Di-lo-á, então, e nesse caso o Magistrado apenas terá que homologar a remissão, já agora tornada pura e simples, desvinculada de qualquer medida sócio-educativa. Mas a rejeição judicial original poderá abranger apenas a medida sócio-educativa, e nesse caso surgirá simplesmente o espaço para que o próprio Promotor da Infância e Juventude interponha recurso, pleiteando a aplicação da medida pela segunda instância judiciária.
Interpretando-se dessa forma os diversos dispositivos do Estatuto da Criança e do Adolescente que tratam da remissão, em suas várias formas, respeitam-se por inteiro as atribuições do Ministério Público e também a competência judicial para aplicar medidas sócio-educativas a adolescentes havidos por autores de atos infracionais. Respeitam-se, além disso, os direitos e a autonomia da vontade do adolescente e de seu representante legal, com a necessária consulta ao defensor do primeiro.
Caminha-se, portanto, em terreno compreendido no campo abrangente daquela Justiça consensualizada a que já se aludiu. Com isso, ganha-se celeridade na solução de muitas controvérsias surgidas na sociedade.
Em verdade, não é despropositado dizer que essa forma de remissão, acompanhada da proposta de imediata aplicação de medida sócio-educativa, tudo proposto pelo Ministério Público, mas sujeito à homologação judicial, foi a precursora legislativa, no Brasil, da figura da aplicação imediata de pena não privativa de liberdade, inerente à transação penal, ao depois introduzida no sistema judiciário-penal brasileiro dos adultos pela Lei nº 9.099/95.

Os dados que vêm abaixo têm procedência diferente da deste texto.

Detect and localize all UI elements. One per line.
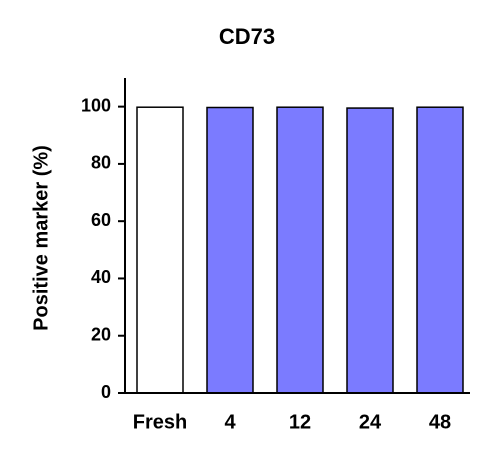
- bar: [276, 106, 324, 394]
- x-tick-label: 24: [359, 411, 382, 433]
- x-tick-label: 12: [289, 411, 311, 433]
- y-tick-label: 0: [101, 382, 111, 402]
- y-tick-label: 20: [91, 324, 111, 344]
- bar: [136, 106, 184, 394]
- x-tick-label: Fresh: [133, 411, 187, 433]
- bar: [416, 106, 464, 394]
- y-tick-label: 60: [91, 210, 111, 230]
- chart-title: CD73: [219, 24, 275, 49]
- y-tick-label: 80: [91, 153, 111, 173]
- y-axis-label: Positive marker (%): [30, 145, 52, 331]
- bar: [206, 106, 254, 394]
- y-tick-label: 40: [91, 267, 111, 287]
- bar: [346, 107, 394, 394]
- x-tick-label: 48: [429, 411, 451, 433]
- x-tick-label: 4: [224, 411, 236, 433]
- y-tick-label: 100: [81, 95, 111, 115]
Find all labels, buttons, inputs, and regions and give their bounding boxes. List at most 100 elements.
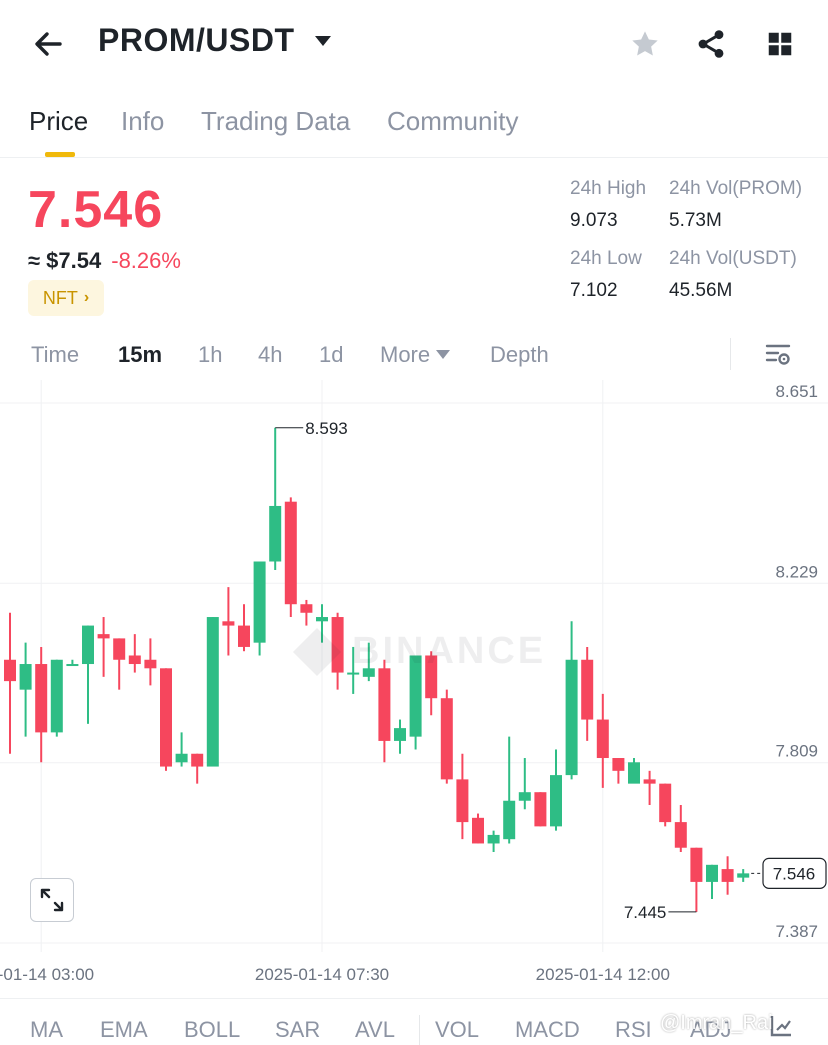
grid-icon [768, 32, 792, 56]
candle-body [565, 659, 578, 776]
candle-body [4, 659, 16, 682]
candle-body [284, 501, 297, 605]
candle-body [581, 659, 594, 720]
y-tick-label: 7.387 [775, 922, 818, 941]
candle-body [128, 655, 141, 665]
nft-badge[interactable]: NFT › [28, 280, 104, 316]
back-button[interactable] [28, 24, 68, 64]
pair-selector[interactable]: PROM/USDT [98, 22, 331, 59]
candle-body [659, 783, 672, 823]
interval-15m[interactable]: 15m [118, 342, 163, 367]
favorite-button[interactable] [625, 24, 665, 64]
vol-quote-value: 45.56M [669, 280, 733, 301]
indicator-rsi[interactable]: RSI [615, 1017, 652, 1042]
interval-4h[interactable]: 4h [258, 342, 283, 367]
vol-base-value: 5.73M [669, 210, 722, 231]
indicator-sar[interactable]: SAR [275, 1017, 321, 1042]
active-tab-indicator [45, 152, 75, 157]
kline-chart[interactable]: 8.651 8.229 7.809 7.387 5-01-14 03:00 2025-01… [0, 380, 828, 1000]
high-value: 9.073 [570, 210, 618, 231]
layout-button[interactable] [760, 24, 800, 64]
indicator-macd[interactable]: MACD [515, 1017, 580, 1042]
candle-body [316, 617, 328, 622]
candle-body [300, 604, 313, 613]
tab-bar: Price Info Trading Data Community [0, 96, 828, 158]
indicator-vol[interactable]: VOL [435, 1017, 480, 1042]
caret-down-icon [436, 350, 451, 359]
candle-body [113, 638, 126, 660]
candle-body [97, 634, 110, 639]
x-tick-label: 2025-01-14 07:30 [255, 965, 389, 984]
high-marker-label: 8.593 [305, 419, 348, 438]
candle-body [721, 869, 734, 882]
indicator-ma[interactable]: MA [30, 1017, 63, 1042]
indicator-adj[interactable]: ADJ [690, 1017, 732, 1042]
binance-logo-icon [292, 627, 342, 676]
kline-chart-svg: 8.651 8.229 7.809 7.387 5-01-14 03:00 2025-01… [0, 380, 828, 984]
usd-value: ≈ $7.54 [28, 248, 102, 273]
candle-body [612, 758, 625, 771]
candle-body [82, 625, 94, 665]
candle-body [50, 659, 63, 733]
interval-more-label: More [380, 342, 431, 367]
chart-settings-icon [765, 344, 791, 365]
interval-1d[interactable]: 1d [319, 342, 344, 367]
candle-body [456, 779, 469, 823]
x-tick-label: 2025-01-14 12:00 [536, 965, 670, 984]
share-icon [698, 30, 724, 58]
y-tick-label: 8.229 [775, 562, 818, 581]
chart-settings-button[interactable] [764, 340, 792, 374]
indicator-settings-button[interactable] [768, 1013, 794, 1045]
price-sub-row: ≈ $7.54 -8.26% [28, 248, 181, 274]
candle-body [628, 762, 640, 784]
watermark-text: BINANCE [352, 630, 547, 672]
y-tick-label: 8.651 [775, 382, 818, 401]
last-price-tag-label: 7.546 [773, 864, 816, 883]
candle-body [690, 847, 703, 882]
caret-down-icon [314, 35, 331, 46]
candle-body [643, 779, 656, 784]
candle-body [331, 617, 344, 673]
candle-body [503, 800, 516, 840]
chevron-right-icon: › [83, 289, 90, 306]
depth-tab[interactable]: Depth [490, 342, 549, 367]
candle-body [409, 655, 422, 737]
indicator-boll[interactable]: BOLL [184, 1017, 241, 1042]
candle-body [472, 817, 484, 844]
watermark-credit: @Imran_Rai [660, 1012, 773, 1034]
tab-community[interactable]: Community [387, 106, 519, 136]
candle-body [737, 873, 750, 878]
candle-body [674, 822, 687, 848]
indicator-avl[interactable]: AVL [355, 1017, 395, 1042]
tab-info[interactable]: Info [121, 106, 165, 136]
low-value: 7.102 [570, 280, 618, 301]
interval-bar: Time 15m 1h 4h 1d More Depth [0, 332, 828, 380]
indicator-ema[interactable]: EMA [100, 1017, 148, 1042]
candle-body [160, 668, 172, 767]
candle-body [347, 672, 360, 675]
candle-body [222, 621, 235, 626]
interval-1h[interactable]: 1h [198, 342, 223, 367]
candle-body [440, 698, 453, 780]
last-price: 7.546 [28, 181, 164, 239]
high-label: 24h High [570, 178, 647, 199]
interval-time[interactable]: Time [31, 342, 80, 367]
vol-quote-label: 24h Vol(USDT) [669, 248, 797, 269]
candle-body [518, 792, 531, 801]
candle-body [66, 664, 79, 667]
interval-more[interactable]: More [380, 342, 451, 368]
y-tick-label: 7.809 [775, 742, 818, 761]
last-price-tag [762, 857, 827, 889]
vol-base-label: 24h Vol(PROM) [669, 178, 803, 199]
share-button[interactable] [691, 24, 731, 64]
candle-body [394, 728, 406, 741]
fullscreen-button[interactable] [30, 878, 74, 922]
candle-body [378, 668, 391, 741]
tab-trading-data[interactable]: Trading Data [201, 106, 351, 136]
x-tick-label: 5-01-14 03:00 [0, 965, 94, 984]
indicator-settings-icon [770, 1016, 791, 1037]
low-marker-label: 7.445 [624, 903, 667, 922]
candle-body [596, 719, 609, 759]
divider [419, 1015, 420, 1045]
tab-price[interactable]: Price [29, 106, 89, 136]
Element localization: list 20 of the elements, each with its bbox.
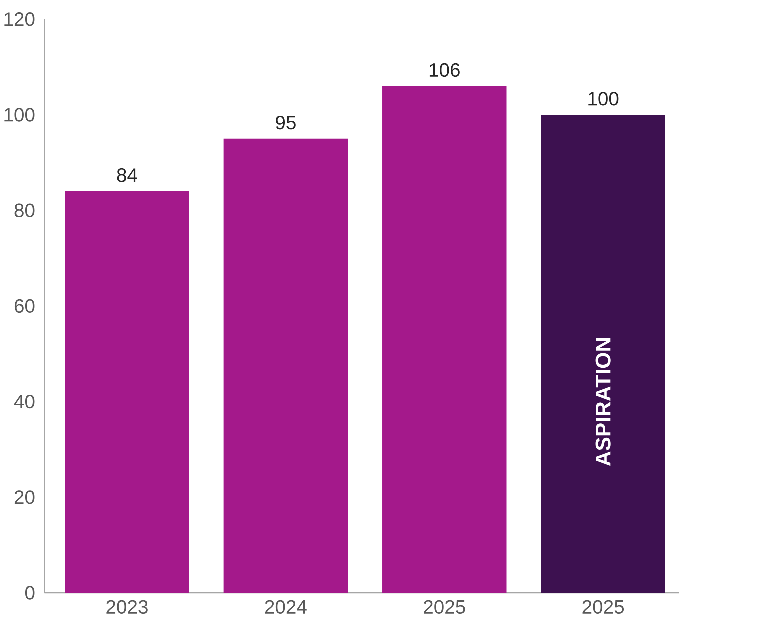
y-tick-label: 120 (4, 12, 35, 26)
x-tick-label: 2025 (424, 600, 466, 614)
y-tick-label: 100 (4, 108, 35, 122)
data-label: 84 (117, 168, 138, 182)
x-tick-label: 2025 (582, 600, 624, 614)
bar (541, 115, 666, 594)
bar (65, 192, 190, 594)
bar (382, 86, 507, 594)
y-tick-label: 60 (14, 300, 35, 314)
x-tick-label: 2023 (106, 600, 148, 614)
x-tick-label: 2024 (265, 600, 307, 614)
annotation: ASPIRATION (596, 338, 611, 466)
bar (224, 139, 348, 594)
y-tick-label: 0 (25, 586, 35, 600)
y-tick-label: 40 (14, 395, 35, 409)
y-tick-label: 80 (14, 204, 35, 218)
data-label: 100 (588, 92, 619, 106)
data-label: 95 (276, 116, 296, 130)
data-label: 106 (430, 64, 460, 78)
y-tick-label: 20 (14, 490, 35, 504)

Parece importante se reflita sobre essa possível vertente interpretativa do instituto da remissão no Estatuto da Criança e do Adolescente. Com ela certamente se abre caminho para maior celeridade no trato do assunto pelo sistema de Justiça da Infância e Juventude, entendido aqui em seu sentido amplo, compreendendo não apenas o próprio Poder Judiciário, mas também o Ministério Público, e ainda o adolescente, seu representante legal, e seu defensor.